[Tutor] Breaking threads
Daniel Yoo
dyoo@hkn.eecs.berkeley.edu
Mon, 30 Apr 2001 15:04:31 -0700 (PDT)
On Mon, 30 Apr 2001 kromag@nsacom.net wrote:
> I am working my way through "Programming Python" from the begining (I have
> asked too many silly questions! :-). Here is a non-silly question:
No problem.
> import thread, time
>
> glarf=open('\windows\desktop\goat.txt', 'w')
>
> def counter(myId, count):
> for i in range(count):
> mutex.acquire()
> # time.sleep(1)
> glarf.write('[%s]=> %s' % (myId, i))
> mutex.release()
>
> mutex = thread.allocate_lock()
> for i in range(10000):
> thread.start_new_thread(counter, (i, 3))
> It starts to write 10,000 counts to goat.txt, then dies with the following:
>
>
> Traceback (most recent call last):
> File "cornfedbeef.py", line 14, in ?
> thread.start_new_thread(counter, (i, 3))
> thread.error: can't start new thread
>
> It works fine in iterations of 10, 100 and 1000. Why does it puke at the
> 10000 mark?
Python's thread support is based on what the system underneath provides
us. Unfortunately, not all platforms support a threaded model well.
What probably happened was that the system got flooded by too many
threads.
Many systems have a hard time supporting even 1000 threads. According to
one group:
"It has been our experience that in real world use, Windows NT is
incapable of running more than 1000 simultaneous threads at a time"

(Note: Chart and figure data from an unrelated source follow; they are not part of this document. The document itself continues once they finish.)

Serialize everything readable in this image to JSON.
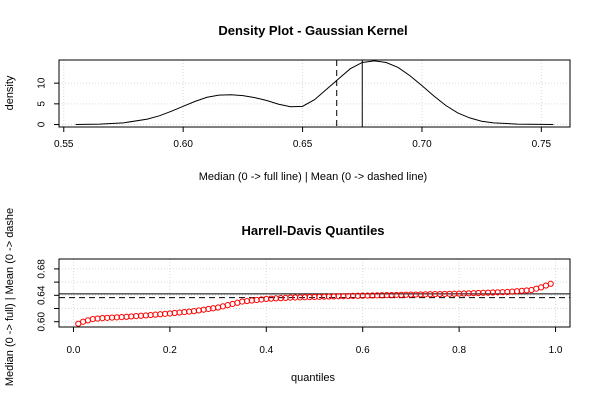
{
  "chart_data": [
    {
      "type": "line",
      "title": "Density Plot - Gaussian Kernel",
      "xlabel": "Median (0 -> full line) | Mean (0 -> dashed line)",
      "ylabel": "density",
      "xlim": [
        0.548,
        0.762
      ],
      "ylim": [
        -0.6,
        15.6
      ],
      "x_ticks": [
        0.55,
        0.6,
        0.65,
        0.7,
        0.75
      ],
      "x_tick_labels": [
        "0.55",
        "0.60",
        "0.65",
        "0.70",
        "0.75"
      ],
      "y_ticks": [
        0,
        5,
        10
      ],
      "y_tick_labels": [
        "0",
        "5",
        "10"
      ],
      "grid": true,
      "series": [
        {
          "x": [
            0.555,
            0.565,
            0.575,
            0.585,
            0.59,
            0.595,
            0.6,
            0.605,
            0.61,
            0.615,
            0.62,
            0.625,
            0.63,
            0.635,
            0.64,
            0.645,
            0.65,
            0.655,
            0.66,
            0.665,
            0.67,
            0.675,
            0.68,
            0.685,
            0.69,
            0.695,
            0.7,
            0.705,
            0.71,
            0.715,
            0.72,
            0.725,
            0.73,
            0.74,
            0.755
          ],
          "y": [
            0.0,
            0.1,
            0.4,
            1.3,
            2.1,
            3.2,
            4.4,
            5.6,
            6.6,
            7.1,
            7.2,
            7.0,
            6.5,
            5.8,
            4.9,
            4.3,
            4.4,
            6.0,
            8.5,
            11.0,
            13.5,
            15.0,
            15.4,
            15.0,
            13.8,
            11.8,
            9.4,
            6.9,
            4.6,
            2.8,
            1.6,
            0.8,
            0.4,
            0.1,
            0.0
          ]
        }
      ],
      "vlines": [
        {
          "label": "median",
          "x": 0.675,
          "style": "solid"
        },
        {
          "label": "mean",
          "x": 0.6643,
          "style": "dashed"
        }
      ]
    },
    {
      "type": "scatter",
      "title": "Harrell-Davis Quantiles",
      "xlabel": "quantiles",
      "ylabel": "Median (0 -> full) | Mean (0 -> dashe",
      "xlim": [
        -0.03,
        1.03
      ],
      "ylim": [
        0.592,
        0.695
      ],
      "x_ticks": [
        0.0,
        0.2,
        0.4,
        0.6,
        0.8,
        1.0
      ],
      "x_tick_labels": [
        "0.0",
        "0.2",
        "0.4",
        "0.6",
        "0.8",
        "1.0"
      ],
      "y_ticks": [
        0.6,
        0.62,
        0.64,
        0.66,
        0.68
      ],
      "y_tick_labels": [
        "0.60",
        "",
        "0.64",
        "",
        "0.68"
      ],
      "grid": true,
      "marker_color": "#ff0000",
      "points": {
        "x_start": 0.01,
        "x_step": 0.01,
        "count": 99,
        "knots_x": [
          0.01,
          0.02,
          0.04,
          0.06,
          0.1,
          0.15,
          0.2,
          0.25,
          0.3,
          0.35,
          0.4,
          0.45,
          0.5,
          0.6,
          0.7,
          0.8,
          0.9,
          0.95,
          0.97,
          0.99
        ],
        "knots_y": [
          0.597,
          0.6,
          0.604,
          0.6055,
          0.607,
          0.6095,
          0.6125,
          0.616,
          0.6215,
          0.6305,
          0.6345,
          0.6365,
          0.6375,
          0.6395,
          0.641,
          0.6425,
          0.645,
          0.648,
          0.652,
          0.6575
        ]
      },
      "hlines": [
        {
          "label": "median",
          "y": 0.6422,
          "style": "solid"
        },
        {
          "label": "mean",
          "y": 0.6365,
          "style": "dashed"
        }
      ]
    }
  ]
}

http://www.lyris.com/about/company/whitepapers/lm_extreme/secondgen.html
On the Linux side, the story is even more grim: you're limited to 256
threads at a time:
http://pauillac.inria.fr/~xleroy/linuxthreads/faq.html
So this is something that will probably need to be fixed. At the moment
though, try to avoid writing programs that abuse the threading system.